Shearography is an interferometric technique sensitive to surface displacement gradients, providing high sensitivity for detecting subsurface defects in safety-critical components. A key limitation to industrial adoption is the lack of high-quality annotated datasets, since manual labeling remains labor-intensive, subjective, and difficult to standardize. We introduce an automated workflow that generates defect annotations from shearography measurements using deep learning, producing high-resolution segmentation and bounding-box labels. Evaluation against expert-labeled data demonstrates sufficient accuracy to enable weakly supervised training, reducing manual effort and supporting scalable dataset creation for robust defect detection.

Paper Structure

This paper contains 12 sections, 4 figures, 1 table.

Figures (4)

  • Figure 1: Overview of the zero-shot annotation pipeline.
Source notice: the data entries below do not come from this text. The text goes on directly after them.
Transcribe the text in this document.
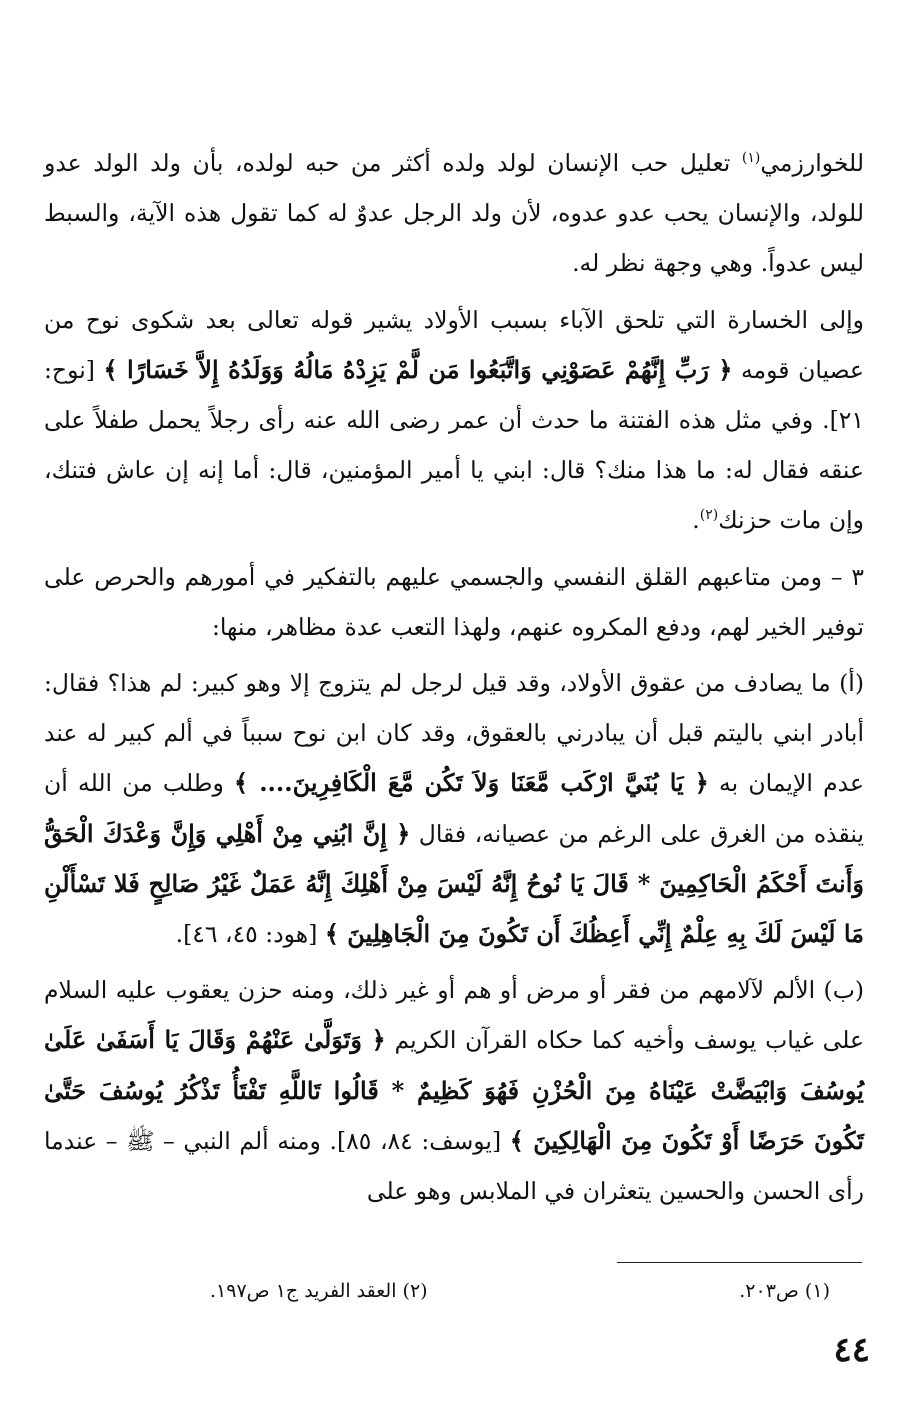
للخوارزمي$^{(١)}$ تعليل حب الإنسان لولد ولده أكثر من حبه لولده، بأن ولد الولد عدو للولد، والإنسان يحب عدو عدوه، لأن ولد الرجل عدوٌ له كما تقول هذه الآية، والسبط ليس عدواً. وهي وجهة نظر له.

وإلى الخسارة التي تلحق الآباء بسبب الأولاد يشير قوله تعالى بعد شكوى نوح من عصيان قومه ﴿ رَبِّ إِنَّهُمْ عَصَوْنِي وَاتَّبَعُوا مَن لَّمْ يَزِدْهُ مَالُهُ وَوَلَدُهُ إِلاَّ خَسَارًا ﴾ [نوح: ٢١]. وفي مثل هذه الفتنة ما حدث أن عمر رضى الله عنه رأى رجلاً يحمل طفلاً على عنقه فقال له: ما هذا منك؟ قال: ابني يا أمير المؤمنين، قال: أما إنه إن عاش فتنك، وإن مات حزنك$^{(٢)}$.

٣ – ومن متاعبهم القلق النفسي والجسمي عليهم بالتفكير في أمورهم والحرص على توفير الخير لهم، ودفع المكروه عنهم، ولهذا التعب عدة مظاهر، منها:

(أ) ما يصادف من عقوق الأولاد، وقد قيل لرجل لم يتزوج إلا وهو كبير: لم هذا؟ فقال: أبادر ابني باليتم قبل أن يبادرني بالعقوق، وقد كان ابن نوح سبباً في ألم كبير له عند عدم الإيمان به ﴿ يَا بُنَيَّ ارْكَب مَّعَنَا وَلاَ تَكُن مَّعَ الْكَافِرِينَ.... ﴾ وطلب من الله أن ينقذه من الغرق على الرغم من عصيانه، فقال ﴿ إِنَّ ابُنِي مِنْ أَهْلِي وَإِنَّ وَعْدَكَ الْحَقُّ وَأَنتَ أَحْكَمُ الْحَاكِمِينَ * قَالَ يَا نُوحُ إِنَّهُ لَيْسَ مِنْ أَهْلِكَ إِنَّهُ عَمَلٌ غَيْرُ صَالِحٍ فَلا تَسْأَلْنِ مَا لَيْسَ لَكَ بِهِ عِلْمٌ إِنِّي أَعِظُكَ أَن تَكُونَ مِنَ الْجَاهِلِينَ ﴾ [هود: ٤٥، ٤٦].

(ب) الألم لآلامهم من فقر أو مرض أو هم أو غير ذلك، ومنه حزن يعقوب عليه السلام على غياب يوسف وأخيه كما حكاه القرآن الكريم ﴿ وَتَوَلَّىٰ عَنْهُمْ وَقَالَ يَا أَسَفَىٰ عَلَىٰ يُوسُفَ وَابْيَضَّتْ عَيْنَاهُ مِنَ الْحُزْنِ فَهُوَ كَظِيمٌ * قَالُوا تَاللَّهِ تَفْتَأُ تَذْكُرُ يُوسُفَ حَتَّىٰ تَكُونَ حَرَضًا أَوْ تَكُونَ مِنَ الْهَالِكِينَ ﴾ [يوسف: ٨٤، ٨٥]. ومنه ألم النبي – ﷺ – عندما رأى الحسن والحسين يتعثران في الملابس وهو على

(١) ص٢٠٣.
(٢) العقد الفريد ج١ ص١٩٧.
٤٤
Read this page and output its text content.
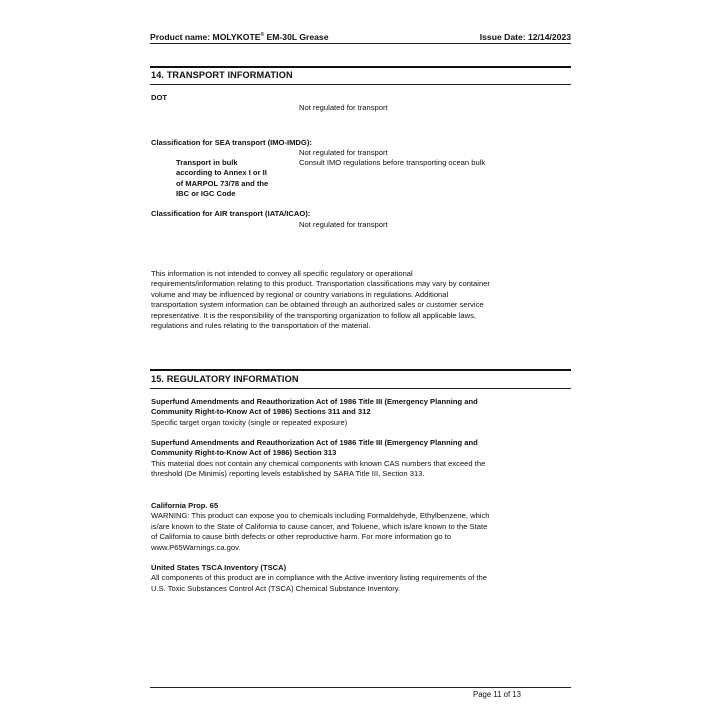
Product name: MOLYKOTE® EM-30L Grease	Issue Date: 12/14/2023
14. TRANSPORT INFORMATION
DOT
Not regulated for transport
Classification for SEA transport (IMO-IMDG):
Not regulated for transport
Transport in bulk
according to Annex I or II
of MARPOL 73/78 and the
IBC or IGC Code
Consult IMO regulations before transporting ocean bulk
Classification for AIR transport (IATA/ICAO):
Not regulated for transport
This information is not intended to convey all specific regulatory or operational
requirements/information relating to this product. Transportation classifications may vary by container
volume and may be influenced by regional or country variations in regulations. Additional
transportation system information can be obtained through an authorized sales or customer service
representative. It is the responsibility of the transporting organization to follow all applicable laws,
regulations and rules relating to the transportation of the material.
15. REGULATORY INFORMATION
Superfund Amendments and Reauthorization Act of 1986 Title III (Emergency Planning and
Community Right-to-Know Act of 1986) Sections 311 and 312
Specific target organ toxicity (single or repeated exposure)
Superfund Amendments and Reauthorization Act of 1986 Title III (Emergency Planning and
Community Right-to-Know Act of 1986) Section 313
This material does not contain any chemical components with known CAS numbers that exceed the
threshold (De Minimis) reporting levels established by SARA Title III, Section 313.
California Prop. 65
WARNING: This product can expose you to chemicals including Formaldehyde, Ethylbenzene, which
is/are known to the State of California to cause cancer, and Toluene, which is/are known to the State
of California to cause birth defects or other reproductive harm. For more information go to
www.P65Warnings.ca.gov.
United States TSCA Inventory (TSCA)
All components of this product are in compliance with the Active inventory listing requirements of the
U.S. Toxic Substances Control Act (TSCA) Chemical Substance Inventory.
Page 11 of 13
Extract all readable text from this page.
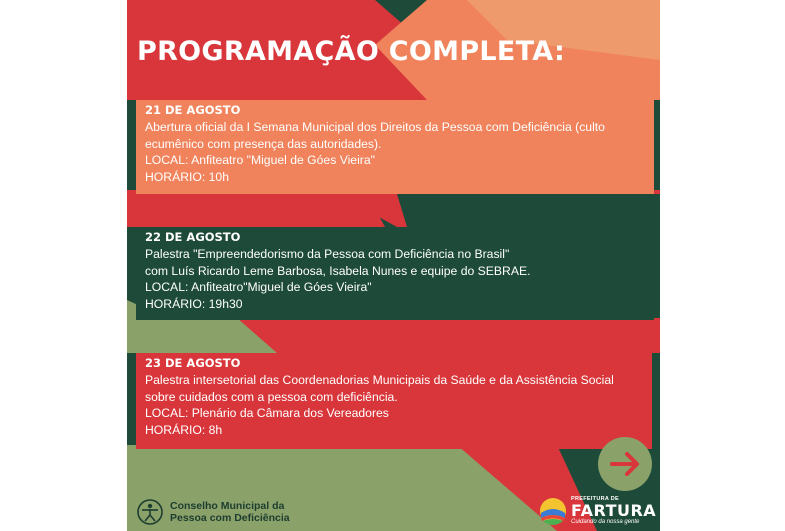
PROGRAMAÇÃO COMPLETA:
21 DE AGOSTO
Abertura oficial da I Semana Municipal dos Direitos da Pessoa com Deficiência (culto ecumênico com presença das autoridades).
LOCAL: Anfiteatro "Miguel de Góes Vieira"
HORÁRIO: 10h
22 DE AGOSTO
Palestra "Empreendedorismo da Pessoa com Deficiência no Brasil"
com Luís Ricardo Leme Barbosa, Isabela Nunes e equipe do SEBRAE.
LOCAL: Anfiteatro"Miguel de Góes Vieira"
HORÁRIO: 19h30
23 DE AGOSTO
Palestra intersetorial das Coordenadorias Municipais da Saúde e da Assistência Social sobre cuidados com a pessoa com deficiência.
LOCAL: Plenário da Câmara dos Vereadores
HORÁRIO: 8h
Conselho Municipal da
Pessoa com Deficiência
PREFEITURA DE
FARTURA
Cuidando da nossa gente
Bounding boxes are generated by a pre-trained zero-shot detector (a), refined into segmentation masks by a zero-shot segmentor (b), and subsequently used for supervised training of defect detection models (c).
  • Figure 2: ROC and PR curves for all trained YOLOv8 models using bounding boxes. Since the models achieve very high overall performance, only a selected portion of the curves is displayed to clearly illustrate the differences between the models.
  • Figure 3: Bounding boxes and confidence scores predicted by Grounded DINO using the “Two Circles” prompt and corresponding SAM segmentation masks. (a) Example of correctly filtered detections. (b) Excessive bounding boxes around a streak-like artifact. (c) Duplicate bounding boxes for left single defect. (d) Same region at a later time, with right defect split into multiple boxes.
  • Figure 4: Validation results of the YOLO segmentation model trained on masks generated by the zero-shot Grounded-DINO + SAM pipeline using the “Two Circles“ prompt. Segmentation masks are blue, details are highlighted with orange boxes. For each case (a–f), the upper image shows the automatically generated segmentation mask, and the lower image shows the corresponding YOLO prediction. (a–c) illustrate the close correspondence between automatic labels and model output. (d) shows a defect region missed by the zero-shot pipeline but successfully detected by YOLO (detail scale 2:1); (e) shows a case where YOLO predicts a smaller, fragmented mask that no longer captures the full defect; and (f) demonstrates how an incorrectly placed automatic label is propagated through the trained model.